With the new service, customers can reload at more than 350 retail locations in Columbus and the surrounding county, including some convenience stores and retail pharmacies. They access their accounts with barcodes either in their phones or contactless cards. The retail cash points are operated by fintechs T-Cetra and InComm Payments. Masabi links its platform to these networks, and the transit agency pays a commission of around 3.5% of the amount loaded.

No Definite Goal to Eliminate Cash?
COTA said it considered starting out with visual inspection of tickets in the mobile app, like most Masabi clients do, but decided to launch with full account-based ticketing and validators when the technology was ready and fully installed. Only a handful of Masabi’s more than 100 agency clients for its SaaS ticketing service are using full account-based ticketing.

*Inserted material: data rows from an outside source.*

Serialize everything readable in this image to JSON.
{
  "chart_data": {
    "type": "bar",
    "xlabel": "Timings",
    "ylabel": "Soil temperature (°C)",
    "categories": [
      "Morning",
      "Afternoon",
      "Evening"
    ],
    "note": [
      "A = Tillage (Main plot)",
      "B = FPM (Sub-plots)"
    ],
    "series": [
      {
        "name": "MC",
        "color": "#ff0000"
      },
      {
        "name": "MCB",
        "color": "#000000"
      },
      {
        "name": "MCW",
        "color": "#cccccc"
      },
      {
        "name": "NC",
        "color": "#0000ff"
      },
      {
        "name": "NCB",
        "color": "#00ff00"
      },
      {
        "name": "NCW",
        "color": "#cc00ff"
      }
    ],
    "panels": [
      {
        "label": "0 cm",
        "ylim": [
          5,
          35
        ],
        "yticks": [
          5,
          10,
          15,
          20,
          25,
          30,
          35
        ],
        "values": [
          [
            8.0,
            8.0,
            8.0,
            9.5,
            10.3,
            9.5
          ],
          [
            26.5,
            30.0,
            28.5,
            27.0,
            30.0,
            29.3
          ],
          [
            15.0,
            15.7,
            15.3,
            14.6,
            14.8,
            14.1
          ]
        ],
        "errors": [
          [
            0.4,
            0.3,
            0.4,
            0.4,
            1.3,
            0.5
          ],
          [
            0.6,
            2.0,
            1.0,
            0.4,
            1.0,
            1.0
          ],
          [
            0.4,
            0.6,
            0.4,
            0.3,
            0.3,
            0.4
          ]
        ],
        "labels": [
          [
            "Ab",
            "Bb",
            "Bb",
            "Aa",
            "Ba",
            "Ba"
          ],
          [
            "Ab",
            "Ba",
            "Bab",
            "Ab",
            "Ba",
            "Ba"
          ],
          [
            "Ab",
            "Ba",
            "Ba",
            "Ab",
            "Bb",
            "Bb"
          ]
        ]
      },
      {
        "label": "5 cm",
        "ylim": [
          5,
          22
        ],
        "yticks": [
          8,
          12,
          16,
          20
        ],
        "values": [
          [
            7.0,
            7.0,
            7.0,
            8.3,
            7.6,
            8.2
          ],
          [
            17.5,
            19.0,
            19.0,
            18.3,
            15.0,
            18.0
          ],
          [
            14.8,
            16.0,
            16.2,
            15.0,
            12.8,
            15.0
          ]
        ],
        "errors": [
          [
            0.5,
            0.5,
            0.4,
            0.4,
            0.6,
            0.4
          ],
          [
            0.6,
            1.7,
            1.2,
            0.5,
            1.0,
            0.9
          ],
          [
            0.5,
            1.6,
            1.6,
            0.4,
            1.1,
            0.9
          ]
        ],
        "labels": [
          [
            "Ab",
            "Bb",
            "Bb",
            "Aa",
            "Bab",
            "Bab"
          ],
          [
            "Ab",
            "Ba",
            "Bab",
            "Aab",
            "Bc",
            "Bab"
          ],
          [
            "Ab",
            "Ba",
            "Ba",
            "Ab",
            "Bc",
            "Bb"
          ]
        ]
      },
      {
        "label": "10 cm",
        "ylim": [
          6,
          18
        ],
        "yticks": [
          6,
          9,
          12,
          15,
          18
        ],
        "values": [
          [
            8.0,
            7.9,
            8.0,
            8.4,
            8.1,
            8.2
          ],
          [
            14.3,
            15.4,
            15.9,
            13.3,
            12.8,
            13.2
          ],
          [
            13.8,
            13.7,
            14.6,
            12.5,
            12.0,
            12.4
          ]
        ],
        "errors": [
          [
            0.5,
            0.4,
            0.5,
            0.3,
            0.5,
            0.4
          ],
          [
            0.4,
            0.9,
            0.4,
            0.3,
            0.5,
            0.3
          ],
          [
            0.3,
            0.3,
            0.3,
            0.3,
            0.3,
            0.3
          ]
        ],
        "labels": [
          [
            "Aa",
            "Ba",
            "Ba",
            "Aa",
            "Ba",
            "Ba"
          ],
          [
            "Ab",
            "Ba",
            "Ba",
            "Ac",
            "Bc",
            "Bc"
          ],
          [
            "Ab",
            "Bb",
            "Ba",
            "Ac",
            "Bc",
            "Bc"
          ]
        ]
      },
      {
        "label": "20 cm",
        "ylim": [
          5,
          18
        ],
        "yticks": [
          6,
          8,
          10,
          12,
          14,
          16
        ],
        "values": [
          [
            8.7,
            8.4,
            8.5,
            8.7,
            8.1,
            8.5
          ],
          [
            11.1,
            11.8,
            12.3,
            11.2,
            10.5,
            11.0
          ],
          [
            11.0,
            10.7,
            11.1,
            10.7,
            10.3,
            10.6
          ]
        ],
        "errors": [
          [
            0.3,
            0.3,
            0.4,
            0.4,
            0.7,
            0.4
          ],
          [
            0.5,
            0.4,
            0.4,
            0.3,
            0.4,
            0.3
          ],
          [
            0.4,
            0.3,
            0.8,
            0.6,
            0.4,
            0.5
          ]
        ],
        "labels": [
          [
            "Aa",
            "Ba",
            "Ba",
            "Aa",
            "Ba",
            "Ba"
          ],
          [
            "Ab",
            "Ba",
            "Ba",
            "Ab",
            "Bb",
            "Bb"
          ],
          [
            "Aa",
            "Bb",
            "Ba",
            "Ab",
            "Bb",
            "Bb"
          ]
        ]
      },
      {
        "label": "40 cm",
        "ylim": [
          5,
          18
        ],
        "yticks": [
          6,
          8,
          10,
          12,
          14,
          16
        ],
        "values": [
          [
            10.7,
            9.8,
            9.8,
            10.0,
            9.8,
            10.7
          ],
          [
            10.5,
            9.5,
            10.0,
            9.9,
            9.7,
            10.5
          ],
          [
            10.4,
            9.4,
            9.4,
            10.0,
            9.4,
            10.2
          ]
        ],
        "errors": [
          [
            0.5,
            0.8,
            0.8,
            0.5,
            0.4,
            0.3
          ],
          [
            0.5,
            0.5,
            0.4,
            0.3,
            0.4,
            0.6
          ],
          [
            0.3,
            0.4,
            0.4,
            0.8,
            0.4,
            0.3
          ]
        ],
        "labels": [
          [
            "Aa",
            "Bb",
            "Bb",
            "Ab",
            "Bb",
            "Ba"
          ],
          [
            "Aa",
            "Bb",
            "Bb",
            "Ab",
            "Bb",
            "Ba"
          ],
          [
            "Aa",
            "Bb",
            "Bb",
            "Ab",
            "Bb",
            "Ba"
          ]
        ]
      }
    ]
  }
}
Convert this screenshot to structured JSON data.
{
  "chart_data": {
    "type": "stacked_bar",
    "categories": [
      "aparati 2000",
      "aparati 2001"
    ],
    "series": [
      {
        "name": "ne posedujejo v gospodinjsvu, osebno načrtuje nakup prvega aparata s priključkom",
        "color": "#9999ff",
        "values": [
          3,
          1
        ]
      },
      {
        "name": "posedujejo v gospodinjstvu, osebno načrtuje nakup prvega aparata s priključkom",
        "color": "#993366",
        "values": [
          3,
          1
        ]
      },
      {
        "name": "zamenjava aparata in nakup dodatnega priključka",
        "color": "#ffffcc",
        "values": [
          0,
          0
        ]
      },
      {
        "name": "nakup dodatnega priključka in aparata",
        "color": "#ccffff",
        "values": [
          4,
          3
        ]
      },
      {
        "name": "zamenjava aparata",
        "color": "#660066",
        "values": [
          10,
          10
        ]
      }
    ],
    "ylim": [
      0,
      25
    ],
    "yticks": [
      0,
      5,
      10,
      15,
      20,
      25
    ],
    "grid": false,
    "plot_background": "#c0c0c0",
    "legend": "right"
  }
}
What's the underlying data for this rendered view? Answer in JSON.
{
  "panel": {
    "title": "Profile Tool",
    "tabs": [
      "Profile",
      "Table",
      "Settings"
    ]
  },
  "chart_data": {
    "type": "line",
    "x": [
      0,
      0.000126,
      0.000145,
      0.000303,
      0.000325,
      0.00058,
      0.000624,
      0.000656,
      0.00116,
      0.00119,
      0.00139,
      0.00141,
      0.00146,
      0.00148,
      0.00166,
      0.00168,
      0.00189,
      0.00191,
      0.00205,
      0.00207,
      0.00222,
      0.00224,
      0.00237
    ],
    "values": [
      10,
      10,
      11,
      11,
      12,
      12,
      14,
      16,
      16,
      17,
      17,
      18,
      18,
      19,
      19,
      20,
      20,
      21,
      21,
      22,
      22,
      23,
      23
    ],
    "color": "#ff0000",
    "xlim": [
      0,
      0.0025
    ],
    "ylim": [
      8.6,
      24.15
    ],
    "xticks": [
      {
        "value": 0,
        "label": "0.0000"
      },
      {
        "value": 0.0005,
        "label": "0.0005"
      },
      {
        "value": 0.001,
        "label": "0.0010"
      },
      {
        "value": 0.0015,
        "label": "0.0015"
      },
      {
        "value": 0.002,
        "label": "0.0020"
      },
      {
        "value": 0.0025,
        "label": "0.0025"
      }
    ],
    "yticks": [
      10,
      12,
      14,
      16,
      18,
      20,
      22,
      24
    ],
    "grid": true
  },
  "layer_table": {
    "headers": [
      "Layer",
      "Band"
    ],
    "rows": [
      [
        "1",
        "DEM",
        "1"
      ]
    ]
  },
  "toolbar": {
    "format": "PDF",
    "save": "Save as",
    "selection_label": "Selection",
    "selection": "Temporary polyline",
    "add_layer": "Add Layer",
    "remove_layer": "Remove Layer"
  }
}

One of them is another transit agency in Ohio, the Greater Dayton RTA, which as Mobility Payments reported this week, used the fare-capping feature and retail cash reload points to help it accomplish its goal of eliminating cash acceptance on board its buses and trolleybuses on Monday.

This made Dayton RTA one of the few agencies in the U.S. to eradicate cash from its vehicles. Unlike Dayton RTA, COTA does not appear to have a definite goal to eliminate cash acceptance, which still accounts for 35% to 40% of rides on its buses, the COTA spokesman said.

“Ultimately, we plan to move cash off board completely, but that will depend on how quickly our customers adopt the new system,” he said.